Il y a cependant une autre dimension, peut-être plus pernicieuse, de cette opération d’exclusion, de déni de citoyenneté si ce n’est d’humanité, en réalité les deux vont de pair, toute la question du racisme est là en un sens. Cette autre dimension, dont il me faut donc dire quelques mots, c’est celle de l’Europe, dans le sens où elle est actuellement comprise, à savoir l’Union Européenne. La Grèce, vous le savez sans doute, est soumise depuis maintenant six ans un régime d’austérité de choc, incontestablement le plus dévastateur et violent jamais mis en place dans un pays ouest-européen depuis la guerre.
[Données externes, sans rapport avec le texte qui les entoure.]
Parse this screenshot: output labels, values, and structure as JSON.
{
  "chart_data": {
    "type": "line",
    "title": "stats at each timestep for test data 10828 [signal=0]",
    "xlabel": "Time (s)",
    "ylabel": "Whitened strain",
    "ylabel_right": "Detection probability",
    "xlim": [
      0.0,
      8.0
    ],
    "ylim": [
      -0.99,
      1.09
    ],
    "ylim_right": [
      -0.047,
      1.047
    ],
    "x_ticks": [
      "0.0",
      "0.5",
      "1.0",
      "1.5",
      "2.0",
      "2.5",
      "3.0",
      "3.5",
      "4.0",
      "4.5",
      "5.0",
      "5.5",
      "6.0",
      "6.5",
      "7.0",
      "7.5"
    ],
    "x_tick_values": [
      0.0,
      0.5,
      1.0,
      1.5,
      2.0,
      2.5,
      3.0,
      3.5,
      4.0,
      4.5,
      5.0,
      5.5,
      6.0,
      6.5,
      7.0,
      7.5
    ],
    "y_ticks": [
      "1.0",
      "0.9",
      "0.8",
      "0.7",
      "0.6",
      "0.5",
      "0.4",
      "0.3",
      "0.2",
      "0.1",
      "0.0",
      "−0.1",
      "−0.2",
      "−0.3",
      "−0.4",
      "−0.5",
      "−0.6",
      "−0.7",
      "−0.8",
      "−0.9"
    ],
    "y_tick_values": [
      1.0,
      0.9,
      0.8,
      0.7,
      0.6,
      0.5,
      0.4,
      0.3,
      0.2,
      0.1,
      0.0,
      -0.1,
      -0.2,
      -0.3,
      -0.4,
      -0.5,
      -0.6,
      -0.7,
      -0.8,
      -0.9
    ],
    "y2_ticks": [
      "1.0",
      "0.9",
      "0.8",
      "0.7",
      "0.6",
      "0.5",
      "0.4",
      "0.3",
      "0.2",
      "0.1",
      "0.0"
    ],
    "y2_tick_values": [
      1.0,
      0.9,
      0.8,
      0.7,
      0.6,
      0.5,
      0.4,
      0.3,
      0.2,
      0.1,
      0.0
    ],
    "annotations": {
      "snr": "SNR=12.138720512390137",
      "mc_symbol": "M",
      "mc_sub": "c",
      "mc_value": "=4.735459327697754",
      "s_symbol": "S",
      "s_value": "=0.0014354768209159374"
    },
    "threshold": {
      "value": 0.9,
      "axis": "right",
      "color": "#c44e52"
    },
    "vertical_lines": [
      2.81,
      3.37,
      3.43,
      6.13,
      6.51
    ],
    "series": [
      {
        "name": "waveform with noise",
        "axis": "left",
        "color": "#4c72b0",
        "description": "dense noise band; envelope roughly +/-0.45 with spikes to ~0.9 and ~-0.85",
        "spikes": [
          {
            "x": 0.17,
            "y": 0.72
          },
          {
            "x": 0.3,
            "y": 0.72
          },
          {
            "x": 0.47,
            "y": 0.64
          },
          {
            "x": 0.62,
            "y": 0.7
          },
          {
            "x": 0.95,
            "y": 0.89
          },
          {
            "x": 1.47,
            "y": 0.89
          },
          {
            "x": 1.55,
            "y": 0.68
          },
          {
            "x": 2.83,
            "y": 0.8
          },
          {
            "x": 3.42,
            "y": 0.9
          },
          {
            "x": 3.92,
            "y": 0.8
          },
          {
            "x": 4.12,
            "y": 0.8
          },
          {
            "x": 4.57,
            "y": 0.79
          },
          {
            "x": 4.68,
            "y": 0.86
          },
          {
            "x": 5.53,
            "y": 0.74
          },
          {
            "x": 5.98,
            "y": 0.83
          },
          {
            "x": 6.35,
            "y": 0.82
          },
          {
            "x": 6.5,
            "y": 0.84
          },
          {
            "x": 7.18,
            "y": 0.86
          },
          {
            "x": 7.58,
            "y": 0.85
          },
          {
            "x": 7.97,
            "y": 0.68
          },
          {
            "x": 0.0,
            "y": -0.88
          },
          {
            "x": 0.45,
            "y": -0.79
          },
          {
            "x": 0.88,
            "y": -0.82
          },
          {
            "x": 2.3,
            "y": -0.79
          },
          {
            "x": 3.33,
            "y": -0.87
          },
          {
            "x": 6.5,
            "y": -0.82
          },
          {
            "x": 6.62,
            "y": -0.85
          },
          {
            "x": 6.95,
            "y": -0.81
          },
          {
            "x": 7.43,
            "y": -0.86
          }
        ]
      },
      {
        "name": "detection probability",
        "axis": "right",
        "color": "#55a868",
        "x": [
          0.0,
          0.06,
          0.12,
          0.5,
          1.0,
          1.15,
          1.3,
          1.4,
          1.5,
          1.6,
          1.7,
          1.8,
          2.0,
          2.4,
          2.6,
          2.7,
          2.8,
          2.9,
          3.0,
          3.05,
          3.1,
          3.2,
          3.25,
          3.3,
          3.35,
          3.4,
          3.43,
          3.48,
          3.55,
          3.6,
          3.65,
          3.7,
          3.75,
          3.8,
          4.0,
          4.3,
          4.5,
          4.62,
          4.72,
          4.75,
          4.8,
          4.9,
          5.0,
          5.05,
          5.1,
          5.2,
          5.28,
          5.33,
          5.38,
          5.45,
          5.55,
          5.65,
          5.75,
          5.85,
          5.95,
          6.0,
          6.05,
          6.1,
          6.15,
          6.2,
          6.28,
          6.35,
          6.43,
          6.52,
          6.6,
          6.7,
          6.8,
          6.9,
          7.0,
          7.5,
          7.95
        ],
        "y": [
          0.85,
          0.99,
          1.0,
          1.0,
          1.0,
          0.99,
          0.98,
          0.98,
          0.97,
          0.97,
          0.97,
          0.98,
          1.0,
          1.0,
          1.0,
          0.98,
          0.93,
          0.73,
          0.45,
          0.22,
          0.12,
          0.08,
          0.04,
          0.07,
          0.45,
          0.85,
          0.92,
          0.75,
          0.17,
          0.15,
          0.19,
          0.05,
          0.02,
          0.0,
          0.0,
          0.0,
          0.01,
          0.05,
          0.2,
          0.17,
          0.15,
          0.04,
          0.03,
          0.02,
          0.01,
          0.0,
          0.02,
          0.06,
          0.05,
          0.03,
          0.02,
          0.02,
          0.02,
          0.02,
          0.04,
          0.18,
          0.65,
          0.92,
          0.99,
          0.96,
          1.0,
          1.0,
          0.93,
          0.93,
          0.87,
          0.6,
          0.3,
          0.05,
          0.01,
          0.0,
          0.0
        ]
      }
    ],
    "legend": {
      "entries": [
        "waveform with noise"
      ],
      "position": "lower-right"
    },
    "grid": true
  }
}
Ce régime n’a pu se mettre en place qu’accompagné d’une mise sous tutelle du pays de la part de ses créanciers, véritable entreprise néocoloniale dont le nom est « Troïka ». Cette Troïka est constituée de l’Union Européenne ou d’institutions qui en dépendent directement, et elle s’est associée aux services du FMI, bien connu pour son expertise en matière de thérapies de choc administrées aux pays du Sud. Or quel est le discours qui a massivement accompagnée la mise en place de ce régime et qui visait à le justifier ? C’est l’image de Grecs paresseux, dépensiers, corrompus, jouissant d’une dolce vita ensoleillée aux dépens de leurs vertueux « partenaires » d’Europe du nord. Il était donc normal qu’ils paient et qu’ils souffrent pour se racheter de leurs péchés et profiter de l’occasion qui leur est si généreusement offerte de rentrer dans le droit chemin européen.
Ce à quoi on a assisté, en d’autres termes, c’est à la reprise des stéréotypes de l’orientalisme, dépeignant un Orient avachi, attardé et sournois, réactualisés à l’aide des carte-postales de vacances. Peu de temps après on a vu fleurir des discours similaires à propos des pays qu’on a nommés de façon parlante les « PIGS – cochons en anglais – à savoir le Portugal, l’Espagne et l’Irlande, eux aussi soumis aux côtés de la Grèce à des plans draconiens d’austérité et de mise sous tutelle. Et il y a quelques jours à peine, le ministre des finances allemand Wolfgang Schäuble, s’adressant à son homologue étatsunien Jack Lew, a déclaré : « nous accepterons Porto Rico dans l’euro si vous vous chargez de la Grèce ». Voilà qui n’est pas sans rappeler la façon dont les Irlandais étaient désignés au temps de l’Angleterre victorienne : « les nègres de l’Europe ». Or, il faut le souligner, ce n’est pas simplement un passé impérialiste et colonial qui refait surface ici. Ce discours est le produit des contradictions du présent, celles d’une Europe tout entière construite sur la négation complète de la démocratie, conçue pour verrouiller un modèle économique de plus en plus polarisé et polarisant. Et on sait d’expérience que, dans ces machines à broyer les faibles, les perdants n’ont droit qu’au mépris et à l’opprobre, stigmate racisant compris.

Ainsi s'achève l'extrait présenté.